Robson's daughter, Jennifer Butler, confirmed to CBC News on Tuesday that her father died after a short illness.
Robson called more than 2,000 NHL games over his 47-year career in broadcasting, but is best remembered for announcing Canucks games for more than 30 years — starting with their very first major league game, as an expansion team, on Oct. 9, 1970.
According to the B.C. Sports Hall of Fame, Robson "never missed a broadcast due to illness" right up until his retirement in April 1999.
Current Canucks play-by-play announcer Brendan Batchelor wrote in a post on X that "the word legend isn't enough" to describe Robson.
"He is the standard to which all BC based play-by-play broadcasters have aspired to, and will never reach," his tribute reads.
Robson, speaking with CBC Radio's On The Coast to mark his 90th birthday on Jan. 17, 2025, said he was always thinking about doing the best job possible calling the games.

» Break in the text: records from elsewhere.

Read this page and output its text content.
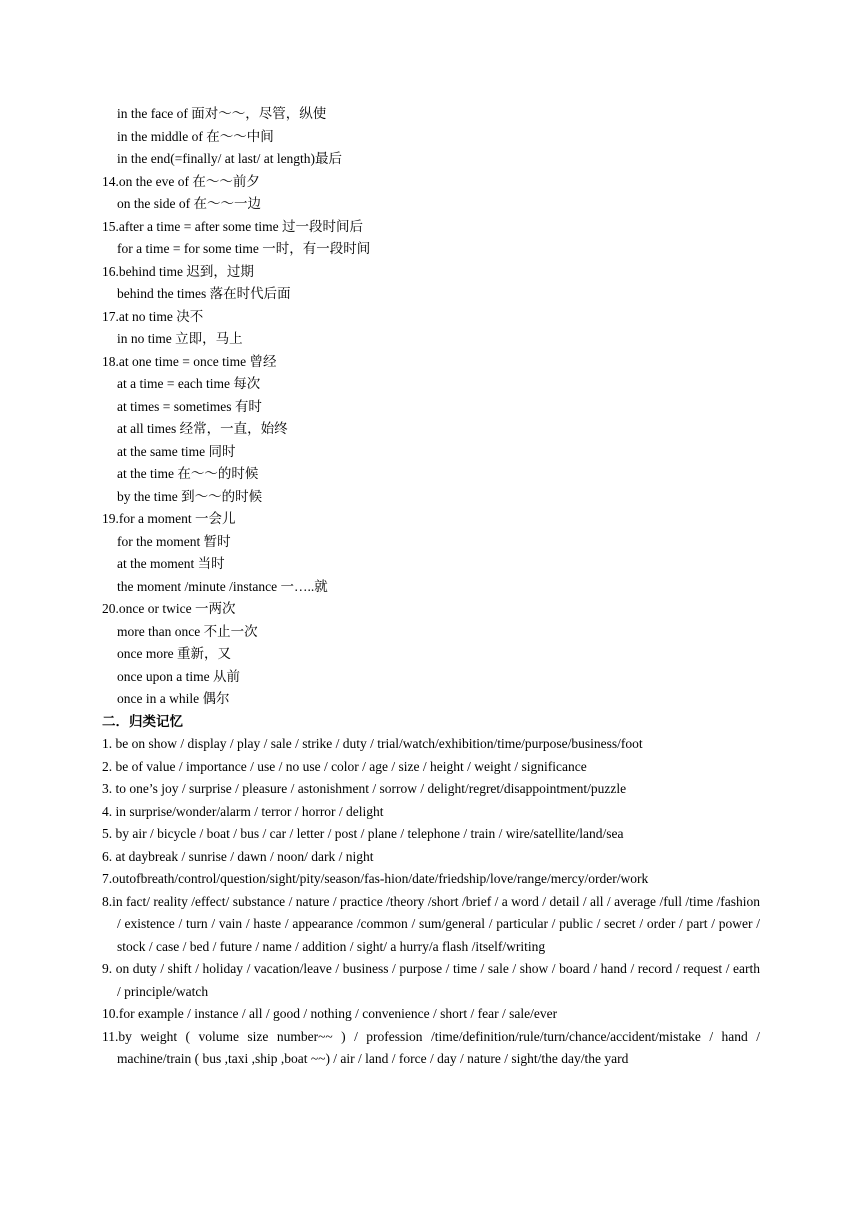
in the face of 面对～～，尽管，纵使
in the middle of 在～～中间
in the end(=finally/ at last/ at length)最后
14.on the eve of 在～～前夕
on the side of 在～～一边
15.after a time = after some time 过一段时间后
for a time = for some time 一时，有一段时间
16.behind time 迟到，过期
behind the times 落在时代后面
17.at no time 决不
in no time 立即，马上
18.at one time = once time 曾经
at a time = each time 每次
at times = sometimes 有时
at all times 经常，一直，始终
at the same time 同时
at the time 在～～的时候
by the time 到～～的时候
19.for a moment 一会儿
for the moment 暂时
at the moment 当时
the moment /minute /instance 一…..就
20.once or twice 一两次
more than once 不止一次
once more 重新，又
once upon a time 从前
once in a while 偶尔
二．归类记忆
1. be on show / display / play / sale / strike / duty / trial/watch/exhibition/time/purpose/business/foot
2. be of value / importance / use / no use / color / age / size / height / weight / significance
3. to one’s joy / surprise / pleasure / astonishment / sorrow / delight/regret/disappointment/puzzle
4. in surprise/wonder/alarm / terror / horror / delight
5. by air / bicycle / boat / bus / car / letter / post / plane / telephone / train / wire/satellite/land/sea
6. at daybreak / sunrise / dawn / noon/ dark / night
7.outofbreath/control/question/sight/pity/season/fas-hion/date/friedship/love/range/mercy/order/work
8.in fact/ reality /effect/ substance / nature / practice /theory /short /brief / a word / detail / all / average /full /time /fashion / existence / turn / vain / haste / appearance /common / sum/general / particular / public / secret / order / part / power / stock / case / bed / future / name / addition / sight/ a hurry/a flash /itself/writing
9. on duty / shift / holiday / vacation/leave / business / purpose / time / sale / show / board / hand / record / request / earth / principle/watch
10.for example / instance / all / good / nothing / convenience / short / fear / sale/ever
11.by weight ( volume size number~~ ) / profession /time/definition/rule/turn/chance/accident/mistake / hand / machine/train ( bus ,taxi ,ship ,boat ~~) / air / land / force / day / nature / sight/the day/the yard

"Every time I hear those clips, I think how I could make them a little better," he told guest host Amy Bell.
He said he wanted to be a hockey announcer ever since he was a young boy growing up in Prince Albert, Sask., listening to hockey games on the radio every Saturday night.
He recounted how he thought that dream was dashed when he and his family left the frigid winters in Saskatchewan for the milder weather of British Columbia's Lower Mainland in 1943.
But that wasn't the case.
He started his sportscasting career in 1952, when he was just 17, at a radio station in Port Alberni, B.C., before moving on to Vancouver radio stations CKNW and CKWX, covering baseball, football and hockey.